Eve had been out of prison for 6 months. She was covered in tattoos, wore shorts and tank tops which displayed the artwork on her legs and arms and shoulders. They were stunning, and so was she. She sat right next to the Dallas city cop. Her essay on being in prison and the grayness of that existence was powerful, full of the language she had appropriated for survival in the institution. Grammatically, it was a mess. But I got it. Man did I get it. So much so that now, over 20 years later, I still remember that essay and her. I helped her shape it, organize it so that the most powerful moments happened at the end, but other than that, I didn’t do anything. I still don’t know if that was right, but there was something about the language, raw and rough, that seemed perfect for that essay. We did work on her writing more later, but not then.
In that same class, the Dallas city cop, wrote very stiff and ugly prose, not inviting, halting, manifesto-style. I challenged him to up his game all the time. Was I allowing him to not make a space for the linguistical patterns he brought with him from his writing and talking in his professional life? maybe. I don’t know. Honestly, I never even thought that such might be the case.
And in that same class, the very angry ex-vet, African American, who refused to allow himself any freedom at all in using the language of his upbringing (though he certainly spoke it in class). My challenging him on his style was perceived immediately as imperialism and racism. Maybe it was. Like the well-meaning white people in Native Son. I backed off, did the best I could to help him write the kind of prose he wanted to write as best he could.

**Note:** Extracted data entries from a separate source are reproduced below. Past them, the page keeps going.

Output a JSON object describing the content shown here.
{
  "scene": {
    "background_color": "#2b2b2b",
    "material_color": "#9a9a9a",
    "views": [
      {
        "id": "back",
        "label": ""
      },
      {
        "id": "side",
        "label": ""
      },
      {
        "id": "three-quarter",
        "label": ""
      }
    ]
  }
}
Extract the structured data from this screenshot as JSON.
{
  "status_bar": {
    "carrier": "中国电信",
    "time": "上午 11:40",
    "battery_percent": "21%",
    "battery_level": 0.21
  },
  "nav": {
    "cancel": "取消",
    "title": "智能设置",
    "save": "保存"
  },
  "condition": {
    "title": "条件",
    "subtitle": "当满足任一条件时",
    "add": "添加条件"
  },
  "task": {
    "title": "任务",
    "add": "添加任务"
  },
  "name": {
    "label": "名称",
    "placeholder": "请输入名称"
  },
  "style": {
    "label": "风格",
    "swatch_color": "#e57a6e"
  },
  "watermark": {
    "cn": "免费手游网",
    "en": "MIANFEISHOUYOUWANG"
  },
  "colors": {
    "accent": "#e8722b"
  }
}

And then there was the crazy young man with fire-engine red hair in the back of the same class who was obsessed with the illuminati. I refused to let him write in the style of the books he read, an appropriated language that I felt was producing unsupported claims and downright fallacious arguments. His appropriated language and linguisitical methods seemed unsound. He dropped the class.
That class, when I was just a baby teacher, shook me. I’m still conflicted about it and about how I responded so inconsistently to those students. Nothing I was trained to do worked there. I’m still not sure what I would do today faced with that same class. And the research we read for today class doesn’t lead me in any directions of decision.
All I know is that I have to adapt to meet the needs of each student I teach. Sometimes that works, and sometimes it doesn’t. Sometimes that jives with my training and sometimes it doesn’t. I really don’t think you can prepare for these situations. Luckily, such classes don’t seem to come along often. Hopefully.
I really don’t know if this even gets at the topic we discussed today. Experience seems to be standing in the way of my doing this. But it is good to reflect on this in writing, which I’ve never done before.
Do you think that making the idea of codes and code switching/meshing salient to these students might have resulted in productive discussions about each of their approaches to writing and the rhetorical situations they were addressing? I know you were probably doing something similar using rhetorical terms like purpose and audience. I’m just wondering if this other formulation provided with rich examples might have resulted in one or two “light-bulb” moments.
I have no idea. Each of these students had different goals and reasons for being in that class. Each had different reasons for resisting the class. And the language they brought with them, sentences choices, words, patterns, had different reasons for being–some deliberate and some not so. Good question though, but I do not know the answer or how I would have even gone about it. Alas.